Measures of dispersion – quantifies how much the values are spread out or distant from the mean. Range Variance Standard deviation
Inferential Statistics
Used to test difference between means or between a mean and some other number.
Answers the question: could this result have occurred due to chance (normal variability)?
Compares the observed values against what typically occurs with repeated sampling – the normal distribution.
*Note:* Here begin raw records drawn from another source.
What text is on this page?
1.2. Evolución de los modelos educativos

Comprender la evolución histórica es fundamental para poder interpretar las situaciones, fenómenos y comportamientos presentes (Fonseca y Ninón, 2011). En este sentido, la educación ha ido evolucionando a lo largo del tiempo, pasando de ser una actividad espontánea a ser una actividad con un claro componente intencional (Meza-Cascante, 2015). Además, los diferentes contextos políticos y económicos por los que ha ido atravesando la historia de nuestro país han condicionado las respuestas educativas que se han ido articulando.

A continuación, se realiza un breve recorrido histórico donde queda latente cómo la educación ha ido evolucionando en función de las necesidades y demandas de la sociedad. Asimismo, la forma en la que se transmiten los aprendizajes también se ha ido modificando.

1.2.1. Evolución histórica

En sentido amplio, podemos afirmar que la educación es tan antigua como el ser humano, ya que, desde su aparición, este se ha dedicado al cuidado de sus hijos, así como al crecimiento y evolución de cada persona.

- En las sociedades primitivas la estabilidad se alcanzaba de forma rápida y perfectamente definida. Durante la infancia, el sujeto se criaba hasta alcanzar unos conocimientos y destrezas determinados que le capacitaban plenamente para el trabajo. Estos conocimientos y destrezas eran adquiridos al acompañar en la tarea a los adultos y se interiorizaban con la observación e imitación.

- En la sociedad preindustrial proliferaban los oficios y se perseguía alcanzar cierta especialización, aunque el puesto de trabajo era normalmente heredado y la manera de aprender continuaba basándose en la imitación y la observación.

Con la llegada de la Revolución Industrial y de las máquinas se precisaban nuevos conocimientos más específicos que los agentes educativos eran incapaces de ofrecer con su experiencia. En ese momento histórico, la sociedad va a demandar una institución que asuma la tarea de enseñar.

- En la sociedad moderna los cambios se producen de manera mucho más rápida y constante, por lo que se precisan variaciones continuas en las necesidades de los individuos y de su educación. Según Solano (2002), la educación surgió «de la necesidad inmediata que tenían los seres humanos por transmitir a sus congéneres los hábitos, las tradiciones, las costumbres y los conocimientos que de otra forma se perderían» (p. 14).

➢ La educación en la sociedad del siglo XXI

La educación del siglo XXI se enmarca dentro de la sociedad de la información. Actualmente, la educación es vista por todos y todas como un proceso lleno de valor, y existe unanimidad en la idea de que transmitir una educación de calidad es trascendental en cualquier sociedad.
Standard error of the mean – a standard
deviation for the means of all possible samples from a population.
Kinds of Inferential Tests
Tests for a single group against a known value: Single group z-test or t-test
Tests for differences between two groups: Independent groups t-test Repeated measures (paired groups) t-test
Tests for difference between several groups: ANOVA – for one IV (one-way) Repeated measures ANOVA Multi-factor ANOVA
Nonparametric Tests
When data is not normally distributed then the assumptions about what might occur due to chance are different.
Two choices: Convert data to normal distribution. Minimize the odd distribution and make it more
closely normal by using the rank orders of the observations instead of their actual values.
Slightly different tests are required -- each test has a non-parametric equivalent.